South Africa remains the most unequal country in the world – says Employment and Labour Inspector-General, Moiloa
There is very little to show in terms of transformation in the workplace in South Africa even after 24 years the country entered into democracy.
This is according to the Department of Employment and labour Deputy Director-General Inspection and Enforcement Service, Ms Aggy Moiloa.
Ms Moiloa was delivering a keynote address during the Department of Employment and Labour’s Employment Equity Breakfast Session at the Da Vinci Hotel in Sandton, Gauteng today (27 January 2023).
The purpose of the Breakfast Session, themed: “It begins with the will, desire and a decision to commit to transformation”, was meant to debrief and inform various stakeholders such as the employers and employment consultancy on the following:
Overview of Employment Equity and Transformation of Workplaces 2021/22 Financial Year.

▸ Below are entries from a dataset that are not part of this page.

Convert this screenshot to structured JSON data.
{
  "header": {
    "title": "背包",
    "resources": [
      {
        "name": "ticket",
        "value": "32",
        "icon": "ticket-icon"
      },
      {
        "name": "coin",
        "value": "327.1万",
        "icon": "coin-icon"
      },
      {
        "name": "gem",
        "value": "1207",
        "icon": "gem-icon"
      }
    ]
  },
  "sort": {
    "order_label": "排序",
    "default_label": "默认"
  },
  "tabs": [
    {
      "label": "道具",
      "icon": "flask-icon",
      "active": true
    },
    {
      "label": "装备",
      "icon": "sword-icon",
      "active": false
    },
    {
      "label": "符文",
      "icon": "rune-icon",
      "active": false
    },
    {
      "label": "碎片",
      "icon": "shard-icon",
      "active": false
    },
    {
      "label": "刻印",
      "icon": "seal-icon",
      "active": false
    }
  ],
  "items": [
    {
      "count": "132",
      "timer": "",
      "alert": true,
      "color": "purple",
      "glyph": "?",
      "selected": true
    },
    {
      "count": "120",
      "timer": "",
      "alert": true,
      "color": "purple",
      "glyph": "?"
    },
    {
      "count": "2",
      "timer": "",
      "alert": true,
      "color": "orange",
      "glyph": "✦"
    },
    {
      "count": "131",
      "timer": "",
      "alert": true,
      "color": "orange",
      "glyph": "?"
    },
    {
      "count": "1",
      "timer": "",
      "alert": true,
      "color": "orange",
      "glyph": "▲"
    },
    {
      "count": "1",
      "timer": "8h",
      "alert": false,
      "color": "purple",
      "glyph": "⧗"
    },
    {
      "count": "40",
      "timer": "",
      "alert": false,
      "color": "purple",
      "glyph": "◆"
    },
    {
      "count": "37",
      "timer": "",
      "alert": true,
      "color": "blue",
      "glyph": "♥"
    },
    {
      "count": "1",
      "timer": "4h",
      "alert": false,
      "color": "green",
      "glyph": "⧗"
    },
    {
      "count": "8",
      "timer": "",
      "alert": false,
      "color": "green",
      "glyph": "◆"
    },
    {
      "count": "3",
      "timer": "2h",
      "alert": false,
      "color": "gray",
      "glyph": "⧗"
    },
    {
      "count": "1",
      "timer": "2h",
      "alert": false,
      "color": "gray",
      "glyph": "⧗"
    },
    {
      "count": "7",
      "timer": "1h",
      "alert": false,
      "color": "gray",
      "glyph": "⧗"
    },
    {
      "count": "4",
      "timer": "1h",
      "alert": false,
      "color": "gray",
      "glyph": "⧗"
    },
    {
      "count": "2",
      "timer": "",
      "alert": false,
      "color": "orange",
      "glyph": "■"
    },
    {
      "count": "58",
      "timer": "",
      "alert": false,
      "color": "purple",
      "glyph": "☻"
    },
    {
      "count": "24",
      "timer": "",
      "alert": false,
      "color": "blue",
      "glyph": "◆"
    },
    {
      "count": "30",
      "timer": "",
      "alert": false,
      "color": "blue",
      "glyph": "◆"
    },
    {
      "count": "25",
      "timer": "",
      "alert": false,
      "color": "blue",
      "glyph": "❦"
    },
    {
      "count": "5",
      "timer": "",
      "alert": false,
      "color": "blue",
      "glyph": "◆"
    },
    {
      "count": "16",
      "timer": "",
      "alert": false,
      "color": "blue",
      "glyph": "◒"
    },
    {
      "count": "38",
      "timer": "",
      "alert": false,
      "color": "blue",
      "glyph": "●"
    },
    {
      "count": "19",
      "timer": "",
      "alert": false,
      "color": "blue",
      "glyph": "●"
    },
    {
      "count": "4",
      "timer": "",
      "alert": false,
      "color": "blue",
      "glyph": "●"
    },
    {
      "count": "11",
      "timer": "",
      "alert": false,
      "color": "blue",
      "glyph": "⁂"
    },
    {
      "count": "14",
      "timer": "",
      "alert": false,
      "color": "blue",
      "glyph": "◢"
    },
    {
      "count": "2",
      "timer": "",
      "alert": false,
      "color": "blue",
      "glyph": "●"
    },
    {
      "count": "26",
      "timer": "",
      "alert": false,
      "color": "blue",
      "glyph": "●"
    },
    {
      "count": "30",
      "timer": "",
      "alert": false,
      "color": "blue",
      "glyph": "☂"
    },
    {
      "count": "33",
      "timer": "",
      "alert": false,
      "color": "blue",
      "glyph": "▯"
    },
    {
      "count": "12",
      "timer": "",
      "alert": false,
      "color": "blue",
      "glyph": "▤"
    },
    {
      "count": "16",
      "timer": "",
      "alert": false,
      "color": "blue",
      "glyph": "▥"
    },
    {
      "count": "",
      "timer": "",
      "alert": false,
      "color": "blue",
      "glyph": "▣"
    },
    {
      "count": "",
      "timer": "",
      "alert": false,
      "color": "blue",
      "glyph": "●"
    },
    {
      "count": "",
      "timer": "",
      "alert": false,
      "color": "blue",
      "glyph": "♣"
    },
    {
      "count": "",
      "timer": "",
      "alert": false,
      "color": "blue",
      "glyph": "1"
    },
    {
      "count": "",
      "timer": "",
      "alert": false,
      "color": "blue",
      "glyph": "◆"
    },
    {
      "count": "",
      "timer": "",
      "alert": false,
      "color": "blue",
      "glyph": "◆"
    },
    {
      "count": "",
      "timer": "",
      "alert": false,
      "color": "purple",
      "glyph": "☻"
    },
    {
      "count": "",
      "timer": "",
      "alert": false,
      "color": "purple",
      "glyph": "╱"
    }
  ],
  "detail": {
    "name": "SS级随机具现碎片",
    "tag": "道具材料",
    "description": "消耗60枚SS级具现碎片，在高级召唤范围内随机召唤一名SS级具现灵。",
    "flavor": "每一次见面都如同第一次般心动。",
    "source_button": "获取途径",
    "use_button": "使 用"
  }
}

Status of Compliance with Employment Equity
Employment Equity Amendment Bill 2018
And included an open discussion in relevant matters with concerned stakeholders in the programme
“Unfortunately 24 years later (since the enactment of the Employment Equity Act in 1998) EEA, when it comes to the area of employment equity, we have got very little to show in terms of transformation. All of us by choice or by default can be an activist for transformation. Our slight posture as a country, it surely really its ugly head even in the instance of pioneering and driving transformation,” said Ms Moiloa.
Ms Moiloa said compliance levels with EEA remains regretfully low and said that the low levels of compliance frustrate the intention of policy interventions.
“So the issue of non-compliance with the Employment Equity cushions and sustains unpalatable tendencies. South Africa remains the most unequal country in the world. Discrimination runs too deep. Transformation leaves a lot to be desired. The level of compliance is even more unacceptable,” Ms Moiloa.
Ms Moiloa said in the 2021 to 2022 financial year, the level of non-compliance in terms of the Employment Equity is at six percent of compliance and 96 percent for non-compliance.
The Breakfast Session was also attended by other speakers such as the Chairperson of the Commission for Employment Equity, Ms Tabea Kabinde, who presented on the 21st Employment Equity Report; Mr Mxolisi Yabo, Deputy Director: Statutory Services presented on the Employment Equity Amendment Bill 2018 and Advocate Fikiswa Bede, Chief Director: Advocacy Stakeholder Relations – who shared the status of compliance with Employment Equity by employers in the country.
Ms Bede told attendees that 860 inspections on Employment Equity have been conducted across the country from April to December 2022. However, only 12 employers were found to be compliant and 848 were found to be non-compliant.
“So, the levels of non-compliance really frustrate the intention of policy intervention which seeks to achieve transformation in the labour market and we have not seen it even if you check the Employment Equity Report,” said Advocate Bede.
Ms Moiloa also said that the Department has also started inspections of the JSE Securities-listed companies in South Africa.